Bangui (République centrafricaine ) – Il y a une constante en politique en République Centrafricaine. À la veille des élections présidentielles, des tsunamis surgissent régulièrement dans les partis politiques. Ces éruptions volcaniques sont tellement puissantes qu’elles engloutissent assez-souvent sans coup férir des dirigeants et militants politiques.

Le parti Rassemblement Démocratique Centrafricain n’échappe pas à cette constante. À plusieurs reprises, ce parti a connu ce genre de tremblement de terre. On peut dire sans se tromper que cette formation politique est dans l’œil du cyclone.

 

Il y a quelques semaines, le RDC est revenu sur le devant de la scène en prononçant des sanctions à l’encontre de certains de ses membres en l’occurrence les députés du parti à l’Assemblée Nationale.

Si cette question a fait couler beaucoup d’encre, il y a lieu d’y revenir avec une analyse à froid tant les tensions se sont un peu apaisées.

 

Les éléments de la décision de sanction contestée.

 

Tout a commencé après les élections présidentielles de 2016. Alors que le Rassemblement Démocratique Centrafricain (RDC) avait vainement envisagé de rallier le candidat Faustin Archange TOUADERA arrivé en tête à l’issue du premier tour de cette élection, il a pu signer un accord de gouvernement avec l’URCA qui était en seconde position. Étant précisé que le RDC était parvenu à se hisser à la troisième position lors de cette compétition électorale nationale.

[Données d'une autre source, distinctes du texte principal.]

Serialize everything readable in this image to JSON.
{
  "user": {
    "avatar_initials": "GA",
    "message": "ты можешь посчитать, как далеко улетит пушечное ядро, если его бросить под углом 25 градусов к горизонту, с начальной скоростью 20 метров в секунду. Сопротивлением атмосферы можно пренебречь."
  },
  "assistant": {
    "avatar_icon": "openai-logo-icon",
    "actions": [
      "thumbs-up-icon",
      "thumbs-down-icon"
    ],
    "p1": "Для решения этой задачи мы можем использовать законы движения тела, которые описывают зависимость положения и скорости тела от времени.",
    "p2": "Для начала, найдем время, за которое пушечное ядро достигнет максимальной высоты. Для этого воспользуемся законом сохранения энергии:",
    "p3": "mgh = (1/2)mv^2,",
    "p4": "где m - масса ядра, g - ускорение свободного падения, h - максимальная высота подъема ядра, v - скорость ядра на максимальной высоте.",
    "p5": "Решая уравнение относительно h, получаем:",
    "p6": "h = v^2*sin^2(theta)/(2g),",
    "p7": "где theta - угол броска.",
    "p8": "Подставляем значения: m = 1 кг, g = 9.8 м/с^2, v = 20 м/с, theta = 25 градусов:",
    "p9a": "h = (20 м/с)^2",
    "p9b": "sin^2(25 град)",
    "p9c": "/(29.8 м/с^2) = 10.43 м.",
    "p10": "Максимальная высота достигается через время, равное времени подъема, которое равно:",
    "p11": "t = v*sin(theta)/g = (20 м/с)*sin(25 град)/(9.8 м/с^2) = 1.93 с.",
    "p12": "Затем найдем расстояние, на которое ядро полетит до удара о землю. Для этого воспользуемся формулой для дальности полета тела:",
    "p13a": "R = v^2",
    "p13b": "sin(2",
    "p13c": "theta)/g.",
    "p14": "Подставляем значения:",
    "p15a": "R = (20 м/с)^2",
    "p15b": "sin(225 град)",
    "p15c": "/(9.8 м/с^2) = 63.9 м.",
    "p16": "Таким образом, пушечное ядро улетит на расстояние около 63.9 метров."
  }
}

Le nouveau Président de la République élu avait lancé un appel à l’unité pour sauver la République eu égard à la crise militaro-politique dans laquelle le pays était englué. C’est ainsi qu’au nom de cette Union Sacrée, le RDC a rejoint la majorité présidentielle. En contre-partie, cette formation a eu droit à un poste ministériel et la nomination de quelques-uns de ses cadres au sein de l’Administration nationale et à l’Assemblée Nationale.

 

Ce soutien sans faille du début a commencé à se déliter petit à petit sous les critiques d’une frange de la base et de l’organisation de la jeunesse du parti. L’estocade a été portée par la Fédération France-Europe du RDC pour qui cette appartenance à la majorité présidentielle n’apportait rien au parti d’autant plus que la mauvaise gouvernance actuelle du pays ne permet pas de résoudre la crise centrafricaine de manière durable.

 

La question du départ du RDC de la majorité présidentielle fut alors portée au bureau politique du parti. Faute de consensus ou de majorité, elle fut renvoyée pour être tranchée par le Congrès du parti.

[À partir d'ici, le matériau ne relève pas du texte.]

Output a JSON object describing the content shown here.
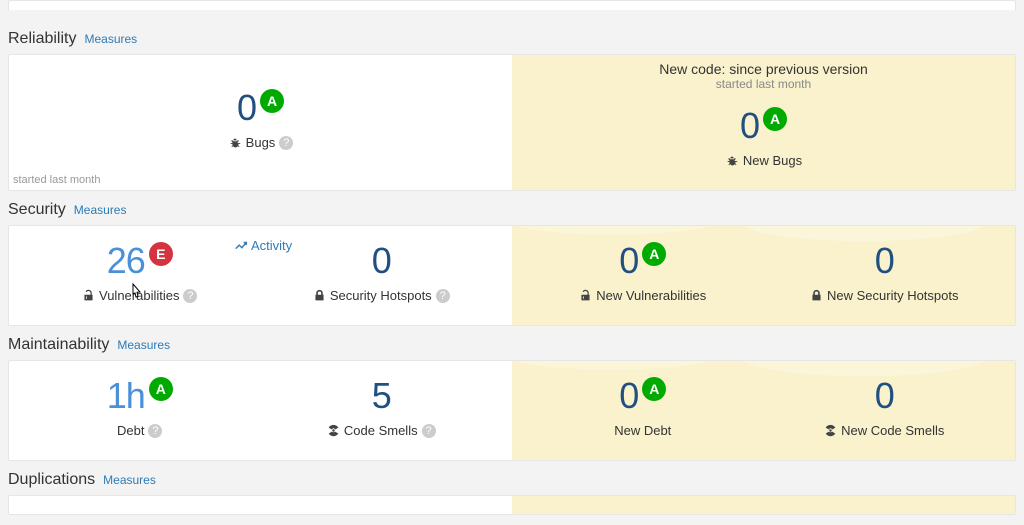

Le sujet fut remis à l’ordre du jour de la réunion du Bureau Politique du samedi 26 octobre 2019. Dans le communiqué de presse publié à l’issue de ladite réunion sous la plume du Secrétaire Général du parti, on pouvait y lire : « le Bureau Politique du Rassemblement Démocratique Centrafricain s’est réuni le samedi 26 octobre 2019, après avoir débattu pendant plusieurs semaines son positionnement d’une part, et afin d’éviter toute amalgame et tergiversation au regard du contexte politique et sécuritaire du pays d’autre part, a décidé du retrait immédiat du parti de toutes les alliances et regroupement politiques ». Et de poursuivre, « cette décision entraine le retrait du groupe parlementaire du Rassemblement Démocratique Centrafricain de l’intergroupe la Majorité à l’Assemblée Nationale » mais aussi de la démission du gouvernement de la seule Ministre du RDC.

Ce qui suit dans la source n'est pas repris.